I place recognizable figures/objects into unrecognizable picture planes, and vice versa. By seeing objects as pictorial containers, such as vases with images, landscapes through windows, imagery in fashion, reflections in glass or airplane windows, I am able to make subversive paintings that question how we see and what we recognize.
It is important to create a space of exchange between the material object of the painting and the viewer. When the works are viewed from different distances, they move between surfaces you look at and surfaces you look through.
I amplify both visual and sensory juxtapositions that I normally see in the world. Heavy impasto paint says this is an object that can be touched and felt, while simple emblematic shapes says this is a flat shape while inferring the illusion of a portal to a different world.

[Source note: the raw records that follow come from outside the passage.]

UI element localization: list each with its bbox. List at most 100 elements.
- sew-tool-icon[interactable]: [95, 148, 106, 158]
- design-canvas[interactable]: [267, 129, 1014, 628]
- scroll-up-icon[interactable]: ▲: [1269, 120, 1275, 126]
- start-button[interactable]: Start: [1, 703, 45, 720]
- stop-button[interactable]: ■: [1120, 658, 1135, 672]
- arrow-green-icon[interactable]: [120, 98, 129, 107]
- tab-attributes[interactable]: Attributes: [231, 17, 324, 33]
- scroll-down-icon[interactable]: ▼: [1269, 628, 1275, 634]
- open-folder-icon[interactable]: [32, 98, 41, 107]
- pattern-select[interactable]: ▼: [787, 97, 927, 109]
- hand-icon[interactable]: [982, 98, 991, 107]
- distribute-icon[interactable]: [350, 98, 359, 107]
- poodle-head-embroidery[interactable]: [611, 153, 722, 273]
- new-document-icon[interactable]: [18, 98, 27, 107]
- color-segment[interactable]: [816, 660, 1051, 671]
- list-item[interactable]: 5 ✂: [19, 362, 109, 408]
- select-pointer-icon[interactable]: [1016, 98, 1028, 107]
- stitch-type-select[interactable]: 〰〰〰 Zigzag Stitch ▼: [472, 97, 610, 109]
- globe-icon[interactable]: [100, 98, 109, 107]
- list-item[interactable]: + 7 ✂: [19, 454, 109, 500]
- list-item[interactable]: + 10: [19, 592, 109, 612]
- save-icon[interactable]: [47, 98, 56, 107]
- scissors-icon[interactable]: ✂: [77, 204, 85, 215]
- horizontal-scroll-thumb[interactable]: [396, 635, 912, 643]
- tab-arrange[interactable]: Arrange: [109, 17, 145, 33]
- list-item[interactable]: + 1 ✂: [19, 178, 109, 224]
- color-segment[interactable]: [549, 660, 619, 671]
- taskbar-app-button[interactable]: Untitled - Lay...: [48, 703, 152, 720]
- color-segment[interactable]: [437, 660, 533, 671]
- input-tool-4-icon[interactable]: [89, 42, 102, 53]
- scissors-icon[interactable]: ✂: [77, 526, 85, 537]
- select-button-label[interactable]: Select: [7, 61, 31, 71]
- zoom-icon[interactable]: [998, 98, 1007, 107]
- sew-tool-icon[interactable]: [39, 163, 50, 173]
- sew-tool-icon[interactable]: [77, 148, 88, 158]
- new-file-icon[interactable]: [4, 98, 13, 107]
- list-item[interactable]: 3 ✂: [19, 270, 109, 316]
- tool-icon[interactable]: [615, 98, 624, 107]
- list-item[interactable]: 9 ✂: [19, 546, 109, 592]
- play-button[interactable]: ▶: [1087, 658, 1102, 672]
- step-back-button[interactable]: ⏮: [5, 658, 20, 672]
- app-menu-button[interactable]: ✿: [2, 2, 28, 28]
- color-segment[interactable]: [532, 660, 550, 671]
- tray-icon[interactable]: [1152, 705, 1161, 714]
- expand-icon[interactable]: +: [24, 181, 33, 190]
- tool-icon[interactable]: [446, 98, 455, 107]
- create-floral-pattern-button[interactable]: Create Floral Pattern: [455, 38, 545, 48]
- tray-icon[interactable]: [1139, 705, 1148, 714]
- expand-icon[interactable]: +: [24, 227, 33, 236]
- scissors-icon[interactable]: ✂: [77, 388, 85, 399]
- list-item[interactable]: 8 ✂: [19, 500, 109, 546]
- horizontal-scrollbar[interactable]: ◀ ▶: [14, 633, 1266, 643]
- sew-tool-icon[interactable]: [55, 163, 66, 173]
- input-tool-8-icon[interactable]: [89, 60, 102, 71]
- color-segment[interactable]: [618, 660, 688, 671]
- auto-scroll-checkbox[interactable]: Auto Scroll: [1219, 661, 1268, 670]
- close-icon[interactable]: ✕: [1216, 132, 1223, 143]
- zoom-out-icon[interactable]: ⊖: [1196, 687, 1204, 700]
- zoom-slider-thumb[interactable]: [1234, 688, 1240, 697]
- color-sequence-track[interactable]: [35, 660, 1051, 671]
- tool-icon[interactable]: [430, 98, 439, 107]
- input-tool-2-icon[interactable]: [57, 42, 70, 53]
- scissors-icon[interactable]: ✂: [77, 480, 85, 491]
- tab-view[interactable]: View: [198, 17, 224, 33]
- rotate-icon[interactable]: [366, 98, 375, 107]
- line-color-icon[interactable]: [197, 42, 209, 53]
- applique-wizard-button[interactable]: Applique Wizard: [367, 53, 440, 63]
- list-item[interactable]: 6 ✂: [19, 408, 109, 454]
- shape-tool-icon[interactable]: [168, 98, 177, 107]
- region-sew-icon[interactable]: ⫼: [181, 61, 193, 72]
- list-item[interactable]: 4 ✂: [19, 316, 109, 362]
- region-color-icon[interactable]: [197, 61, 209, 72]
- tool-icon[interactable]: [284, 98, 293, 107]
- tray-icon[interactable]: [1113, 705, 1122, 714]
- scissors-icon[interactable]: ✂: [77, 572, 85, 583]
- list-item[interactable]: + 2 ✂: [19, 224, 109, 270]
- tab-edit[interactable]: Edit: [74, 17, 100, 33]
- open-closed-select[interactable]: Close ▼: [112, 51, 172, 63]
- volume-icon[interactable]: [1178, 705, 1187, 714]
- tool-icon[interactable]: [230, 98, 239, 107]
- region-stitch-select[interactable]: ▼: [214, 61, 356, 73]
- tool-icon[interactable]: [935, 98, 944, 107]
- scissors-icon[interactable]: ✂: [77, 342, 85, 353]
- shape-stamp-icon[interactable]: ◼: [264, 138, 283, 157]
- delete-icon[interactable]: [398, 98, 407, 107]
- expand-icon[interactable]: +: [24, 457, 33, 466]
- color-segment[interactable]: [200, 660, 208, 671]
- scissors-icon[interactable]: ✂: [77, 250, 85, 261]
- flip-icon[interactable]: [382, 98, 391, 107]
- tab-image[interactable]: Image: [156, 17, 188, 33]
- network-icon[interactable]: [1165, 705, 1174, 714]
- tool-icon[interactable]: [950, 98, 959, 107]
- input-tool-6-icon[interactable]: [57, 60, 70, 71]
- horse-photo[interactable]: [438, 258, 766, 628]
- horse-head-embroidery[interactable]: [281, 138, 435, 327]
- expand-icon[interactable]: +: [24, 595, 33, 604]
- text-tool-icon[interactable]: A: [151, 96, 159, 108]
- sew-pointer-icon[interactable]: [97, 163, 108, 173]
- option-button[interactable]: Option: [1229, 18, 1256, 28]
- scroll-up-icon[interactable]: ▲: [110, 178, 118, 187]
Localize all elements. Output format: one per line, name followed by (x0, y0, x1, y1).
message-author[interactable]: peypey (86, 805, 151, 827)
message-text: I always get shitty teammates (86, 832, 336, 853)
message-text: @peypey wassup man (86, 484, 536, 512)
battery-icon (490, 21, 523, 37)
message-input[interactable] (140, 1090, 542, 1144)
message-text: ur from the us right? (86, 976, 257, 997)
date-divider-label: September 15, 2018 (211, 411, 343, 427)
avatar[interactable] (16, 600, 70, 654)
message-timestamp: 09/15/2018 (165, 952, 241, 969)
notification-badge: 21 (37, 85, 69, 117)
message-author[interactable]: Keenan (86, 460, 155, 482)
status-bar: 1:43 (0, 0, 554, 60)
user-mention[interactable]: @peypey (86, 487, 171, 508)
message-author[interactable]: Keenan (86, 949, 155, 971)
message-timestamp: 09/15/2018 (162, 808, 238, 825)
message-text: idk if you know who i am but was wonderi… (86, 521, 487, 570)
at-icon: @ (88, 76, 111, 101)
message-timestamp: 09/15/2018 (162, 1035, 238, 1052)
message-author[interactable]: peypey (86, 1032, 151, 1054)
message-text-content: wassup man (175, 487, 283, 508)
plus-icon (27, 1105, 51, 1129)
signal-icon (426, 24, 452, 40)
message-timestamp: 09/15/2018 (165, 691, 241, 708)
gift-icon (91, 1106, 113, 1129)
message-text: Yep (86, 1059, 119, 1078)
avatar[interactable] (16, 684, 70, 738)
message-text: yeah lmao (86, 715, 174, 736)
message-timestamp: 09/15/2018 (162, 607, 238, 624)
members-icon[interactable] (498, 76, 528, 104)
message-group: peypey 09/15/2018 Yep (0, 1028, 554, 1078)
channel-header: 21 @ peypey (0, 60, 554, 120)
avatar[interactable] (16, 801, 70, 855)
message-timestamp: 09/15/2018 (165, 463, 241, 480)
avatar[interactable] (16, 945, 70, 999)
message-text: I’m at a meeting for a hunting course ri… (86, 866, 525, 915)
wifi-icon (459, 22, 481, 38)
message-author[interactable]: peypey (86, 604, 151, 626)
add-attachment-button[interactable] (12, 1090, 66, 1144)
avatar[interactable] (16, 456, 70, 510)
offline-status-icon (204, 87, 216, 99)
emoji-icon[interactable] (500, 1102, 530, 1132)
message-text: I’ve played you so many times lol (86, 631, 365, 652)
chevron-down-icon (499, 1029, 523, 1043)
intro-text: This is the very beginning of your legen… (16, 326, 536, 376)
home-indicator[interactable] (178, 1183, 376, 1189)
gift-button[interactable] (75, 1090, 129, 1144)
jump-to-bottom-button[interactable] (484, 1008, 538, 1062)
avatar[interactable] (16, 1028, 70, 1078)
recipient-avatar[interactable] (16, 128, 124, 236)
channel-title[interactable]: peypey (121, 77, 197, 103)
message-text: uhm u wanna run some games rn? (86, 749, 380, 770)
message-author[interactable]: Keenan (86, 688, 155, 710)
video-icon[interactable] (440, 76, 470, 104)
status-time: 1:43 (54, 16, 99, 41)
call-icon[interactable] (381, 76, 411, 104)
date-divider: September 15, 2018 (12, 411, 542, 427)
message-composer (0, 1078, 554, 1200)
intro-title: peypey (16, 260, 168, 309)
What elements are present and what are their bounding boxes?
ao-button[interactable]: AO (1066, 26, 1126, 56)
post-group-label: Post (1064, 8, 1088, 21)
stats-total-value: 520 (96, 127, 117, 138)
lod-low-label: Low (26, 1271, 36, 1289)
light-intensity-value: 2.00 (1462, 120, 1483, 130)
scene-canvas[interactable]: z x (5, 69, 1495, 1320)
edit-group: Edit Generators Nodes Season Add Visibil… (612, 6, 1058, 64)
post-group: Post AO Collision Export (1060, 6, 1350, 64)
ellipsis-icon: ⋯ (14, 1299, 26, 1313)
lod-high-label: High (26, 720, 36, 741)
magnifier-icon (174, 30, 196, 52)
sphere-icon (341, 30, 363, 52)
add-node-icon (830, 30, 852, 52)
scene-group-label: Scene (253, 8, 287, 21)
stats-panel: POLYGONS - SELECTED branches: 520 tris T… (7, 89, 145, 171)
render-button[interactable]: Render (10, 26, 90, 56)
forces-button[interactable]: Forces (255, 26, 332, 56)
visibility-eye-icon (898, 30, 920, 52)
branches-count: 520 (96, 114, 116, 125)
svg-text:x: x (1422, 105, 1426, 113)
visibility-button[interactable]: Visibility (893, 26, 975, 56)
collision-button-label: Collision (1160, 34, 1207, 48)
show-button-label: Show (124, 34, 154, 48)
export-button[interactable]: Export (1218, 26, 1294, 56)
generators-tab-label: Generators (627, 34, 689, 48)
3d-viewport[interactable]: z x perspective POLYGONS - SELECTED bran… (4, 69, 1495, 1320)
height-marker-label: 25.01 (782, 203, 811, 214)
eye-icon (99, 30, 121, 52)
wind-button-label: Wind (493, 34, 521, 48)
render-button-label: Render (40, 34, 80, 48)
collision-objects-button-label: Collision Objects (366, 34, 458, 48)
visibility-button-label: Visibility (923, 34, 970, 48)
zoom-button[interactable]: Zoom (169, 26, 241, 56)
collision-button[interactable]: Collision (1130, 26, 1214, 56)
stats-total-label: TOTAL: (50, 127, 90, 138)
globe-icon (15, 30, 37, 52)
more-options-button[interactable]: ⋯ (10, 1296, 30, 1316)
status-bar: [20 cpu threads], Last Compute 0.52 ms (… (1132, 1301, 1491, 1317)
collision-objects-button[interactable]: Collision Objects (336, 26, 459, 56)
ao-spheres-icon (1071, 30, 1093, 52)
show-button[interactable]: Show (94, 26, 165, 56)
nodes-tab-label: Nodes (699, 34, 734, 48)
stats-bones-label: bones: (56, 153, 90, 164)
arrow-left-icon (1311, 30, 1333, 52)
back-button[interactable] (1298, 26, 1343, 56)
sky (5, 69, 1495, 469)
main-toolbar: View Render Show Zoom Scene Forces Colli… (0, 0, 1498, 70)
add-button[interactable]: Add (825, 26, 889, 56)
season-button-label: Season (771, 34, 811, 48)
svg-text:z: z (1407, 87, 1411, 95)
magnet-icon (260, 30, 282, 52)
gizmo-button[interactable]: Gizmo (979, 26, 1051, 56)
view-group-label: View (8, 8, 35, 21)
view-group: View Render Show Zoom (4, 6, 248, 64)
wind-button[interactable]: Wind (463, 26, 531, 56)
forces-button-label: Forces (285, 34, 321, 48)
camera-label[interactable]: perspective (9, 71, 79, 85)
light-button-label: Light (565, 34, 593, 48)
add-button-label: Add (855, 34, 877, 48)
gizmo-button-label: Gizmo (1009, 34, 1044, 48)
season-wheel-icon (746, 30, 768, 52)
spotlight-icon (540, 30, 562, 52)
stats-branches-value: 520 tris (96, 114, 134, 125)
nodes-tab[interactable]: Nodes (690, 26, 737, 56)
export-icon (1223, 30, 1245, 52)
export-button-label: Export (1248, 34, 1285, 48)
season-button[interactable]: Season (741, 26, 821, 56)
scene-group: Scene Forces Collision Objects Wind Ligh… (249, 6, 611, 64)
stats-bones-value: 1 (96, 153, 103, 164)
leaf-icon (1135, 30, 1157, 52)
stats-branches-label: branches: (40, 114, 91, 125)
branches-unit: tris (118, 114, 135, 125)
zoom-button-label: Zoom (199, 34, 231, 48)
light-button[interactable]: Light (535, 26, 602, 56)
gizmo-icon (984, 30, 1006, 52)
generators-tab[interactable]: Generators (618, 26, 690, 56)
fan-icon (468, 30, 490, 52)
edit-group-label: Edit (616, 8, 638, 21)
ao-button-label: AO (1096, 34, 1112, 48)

By limiting the shapes I focus on – a circle, an x, parallel lines – I can focus on the qualities latent in the form. Much like the Enso circle in Japanese calligraphy, these attributes are simplicity, asymmetry, expediency, subtlety, and the absence of pretense.
My choice of subject is biographical, both in a cultural and arbitrary sense. In spirit of choosing subjects without any pretense, I pick topics I see on my daily bicycle commute to the studio; overpriced Avocado toast from the cafe where I get coffee, the complex yet mundane reflections I see in cars along the way. Drawing on my unusual multi-cultural heritage, half Italian half Hong Kong-Chinese, I re-interpret cultural traditions, viewing Asian art through the perspective of both a cultural insider and observational voyeur.
I hope that when a viewer is able to take a step onto the stage of my painting, the narrative previously being formed through the recognizable will be slowly but surely undone. The backdrop becomes the actor, and the actor becomes the backdrop.
Bio
Jeffrey Morabito is a NYC based painter that depicts subjects as signifiers of a greater meaning in what society values or discards in what he refers to as “Psychic Landscapes”. Born in Bronxville, half Hong Kongese and half Italian, he spent his early years traveling between New York and Hong Kong. He returned to Asia in 2006, to apprentice with a calligraphy master in Seoul, South. Korea. This allowed Morabito’s painting to be reevaluated down to individual brush strokes. He then spent six years in Beijing, beginning with a Red Gate Gallery Residency, in 2009, while teaching art at Capital Normal University. Morabito returned to New York in 2016 to pursue an MFA at the New York Studio School of Drawing, Painting, and Sculpture, which he completed in 2016. During the 2020 lockdown, Morabito started the artist interview podcast “I Know Strange People” as an exploration of the unconventional in the creative process.
Morabito has exhibited in “Art Beijing;” International Art Fair and Matthius Kupper Gallery, Beijing, China; N-Space and Jay Gallery Seoul, South Korea; Rosenfeld Gallery Philadelphia; Projektraum Knut Osper, Cologne, Germany; and in Eric Firestone Loft, SFA Projects, M.David & Co. and Tappeto Volante Projects, New York. In 2019, he had a retrospective of his work entitled “Glossolalia” and curated by Karen Wilkin at 1 GAP gallery. Morabito’s work has been reviewed in the New York Times, Hyperallergic, White Hot Magazine, Art Spiel, Youngspace, Deliciousline and China Daily. He is a recipient of the Art Cake Studio Program, and currently has a studio in Long Island City, in Queens NY. Morabito works as an Adjunct Professor at Caldwell University and College of Mount Saint Vincent.